And so to Spain
Jul 17, 2011
|We try to walk to the old city of Andorra but have trouble finding it so we return to collect Louis and set out for Spain.
It seems only minutes before we cross the border – no stop at the actual border but we are stopped for customs that only ask if we have alcohol and cigarettes from Andorra. The answer is negative.
Immediately the scenery changes from the wonderful Pyrenees to a much dryer almost arid country. It is amazing the landscape can change so instantly. Now an almost white sandy soil, rocky mountains scattered with trees. At first citrus and fruit trees which eventually give way to olive and almond trees.
Quite a few large dams with canal branching out to the various orchards. Towns and villages just appear out of nowhere.
We stop at one major town to visit the supermarcat for lunch supplies and then continue to our stop for the night at La Fresneda.
La Fresneda is a very small village, built as usual on a hill. On the top are the ruins of an old church or castle – I haven’t discovered which yet. Our hacienda is on one of the narrow streets, at least one wall in our rooms are old stonewalls although the facilities are quite modern. In fact one side of the shower stall is a stone wall.
We unload our belongings and then go for a drive to find the horse-riding place we had seen mentioned.
This takes us to another village and as there are no signs we drive around on the off chance we can find something. This leads us through the most narrow of roads through the old part of the village – not sure what we would have done if a vehicle had come the other way.
This road leads us to other rural roads and eventually we find a sign to horse stables.

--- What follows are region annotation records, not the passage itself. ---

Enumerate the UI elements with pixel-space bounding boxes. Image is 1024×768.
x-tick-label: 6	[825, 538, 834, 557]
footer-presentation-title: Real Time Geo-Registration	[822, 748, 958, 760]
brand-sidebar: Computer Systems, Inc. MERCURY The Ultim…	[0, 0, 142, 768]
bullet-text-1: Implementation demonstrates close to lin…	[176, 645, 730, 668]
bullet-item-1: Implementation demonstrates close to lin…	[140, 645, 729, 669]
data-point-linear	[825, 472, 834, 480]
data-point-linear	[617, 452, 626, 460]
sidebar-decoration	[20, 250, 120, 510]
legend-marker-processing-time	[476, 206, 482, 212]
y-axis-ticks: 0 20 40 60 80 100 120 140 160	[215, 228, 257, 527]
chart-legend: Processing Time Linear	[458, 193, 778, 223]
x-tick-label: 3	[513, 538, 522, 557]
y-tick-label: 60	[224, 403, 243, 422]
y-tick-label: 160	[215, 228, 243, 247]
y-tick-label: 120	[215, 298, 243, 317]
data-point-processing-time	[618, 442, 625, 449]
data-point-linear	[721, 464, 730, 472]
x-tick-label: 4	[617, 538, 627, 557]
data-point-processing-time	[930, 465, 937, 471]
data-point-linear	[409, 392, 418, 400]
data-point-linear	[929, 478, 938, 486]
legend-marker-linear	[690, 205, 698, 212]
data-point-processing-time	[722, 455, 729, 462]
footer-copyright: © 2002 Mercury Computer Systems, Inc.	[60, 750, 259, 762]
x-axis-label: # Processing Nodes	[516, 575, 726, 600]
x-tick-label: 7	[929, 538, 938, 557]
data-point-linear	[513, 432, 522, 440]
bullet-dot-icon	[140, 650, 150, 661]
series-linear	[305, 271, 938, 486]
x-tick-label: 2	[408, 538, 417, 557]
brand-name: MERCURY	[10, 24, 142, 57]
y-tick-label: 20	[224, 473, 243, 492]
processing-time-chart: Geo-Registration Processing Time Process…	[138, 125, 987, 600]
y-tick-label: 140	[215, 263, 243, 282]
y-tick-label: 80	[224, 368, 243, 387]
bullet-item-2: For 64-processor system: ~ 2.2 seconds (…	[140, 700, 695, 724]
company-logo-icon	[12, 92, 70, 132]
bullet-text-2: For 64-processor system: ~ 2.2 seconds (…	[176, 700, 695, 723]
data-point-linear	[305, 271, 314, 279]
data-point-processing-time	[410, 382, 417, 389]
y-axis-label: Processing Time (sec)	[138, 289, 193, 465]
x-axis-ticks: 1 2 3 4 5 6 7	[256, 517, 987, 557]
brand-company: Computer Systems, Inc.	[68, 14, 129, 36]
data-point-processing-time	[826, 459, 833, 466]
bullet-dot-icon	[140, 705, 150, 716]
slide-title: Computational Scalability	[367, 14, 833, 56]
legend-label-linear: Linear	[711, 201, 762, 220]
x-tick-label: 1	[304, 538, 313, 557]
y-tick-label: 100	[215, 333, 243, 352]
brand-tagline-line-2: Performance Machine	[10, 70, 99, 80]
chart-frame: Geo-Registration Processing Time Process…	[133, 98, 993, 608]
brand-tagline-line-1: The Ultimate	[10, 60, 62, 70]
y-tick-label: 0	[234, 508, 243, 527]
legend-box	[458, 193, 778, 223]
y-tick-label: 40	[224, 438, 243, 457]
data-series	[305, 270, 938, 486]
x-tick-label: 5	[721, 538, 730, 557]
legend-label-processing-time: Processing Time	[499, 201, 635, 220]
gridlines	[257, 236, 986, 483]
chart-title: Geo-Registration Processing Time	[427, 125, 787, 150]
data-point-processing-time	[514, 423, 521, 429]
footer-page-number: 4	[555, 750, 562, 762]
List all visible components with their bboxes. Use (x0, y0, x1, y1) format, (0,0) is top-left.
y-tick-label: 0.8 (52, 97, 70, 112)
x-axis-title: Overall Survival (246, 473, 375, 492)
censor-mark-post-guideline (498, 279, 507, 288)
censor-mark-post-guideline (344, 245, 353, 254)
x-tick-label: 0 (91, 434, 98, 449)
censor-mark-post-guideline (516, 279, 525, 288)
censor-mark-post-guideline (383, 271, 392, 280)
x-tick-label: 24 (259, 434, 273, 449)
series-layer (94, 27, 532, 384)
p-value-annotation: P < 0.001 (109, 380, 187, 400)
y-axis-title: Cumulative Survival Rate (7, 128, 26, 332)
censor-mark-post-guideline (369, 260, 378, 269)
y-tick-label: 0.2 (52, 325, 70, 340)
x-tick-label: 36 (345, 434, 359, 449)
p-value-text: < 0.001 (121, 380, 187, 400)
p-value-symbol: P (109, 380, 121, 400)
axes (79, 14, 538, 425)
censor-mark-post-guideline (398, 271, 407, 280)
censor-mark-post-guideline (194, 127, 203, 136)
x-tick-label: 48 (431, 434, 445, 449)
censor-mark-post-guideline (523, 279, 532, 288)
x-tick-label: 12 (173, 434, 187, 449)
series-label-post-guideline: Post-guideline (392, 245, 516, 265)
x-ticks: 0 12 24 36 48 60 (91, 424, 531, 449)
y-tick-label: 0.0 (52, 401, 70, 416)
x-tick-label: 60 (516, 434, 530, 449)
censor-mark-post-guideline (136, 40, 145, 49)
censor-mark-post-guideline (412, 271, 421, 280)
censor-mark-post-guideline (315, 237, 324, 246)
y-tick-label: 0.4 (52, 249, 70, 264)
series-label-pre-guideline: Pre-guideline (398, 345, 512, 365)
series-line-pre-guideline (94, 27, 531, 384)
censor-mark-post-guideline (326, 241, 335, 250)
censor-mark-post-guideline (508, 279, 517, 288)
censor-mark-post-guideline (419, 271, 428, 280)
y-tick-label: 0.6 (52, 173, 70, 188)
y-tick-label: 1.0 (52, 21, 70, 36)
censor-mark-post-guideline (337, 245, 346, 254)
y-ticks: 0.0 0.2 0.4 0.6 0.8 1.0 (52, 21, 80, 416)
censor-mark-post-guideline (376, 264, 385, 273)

Turns out the stables are owned by and English lady who has lived in Spain for seven years.
There is not time to go on a trail ride but she offers Kim a lesson tomorrow before we head off again.
That settled we return to La Fresneda and try to find a restaurant for tea. Most are closed as it is Monday night but we do come across a bar that offers Tapas – a great selection.
Afterwards we climb through the village to the ruins on the top of the hill to watch the sunset at 9.30pm. At least the sun is setting earlier as we go south.
Quite like this little village stuck in the middle nowhere and with very few foreign tourists. Have no idea what they do for a living.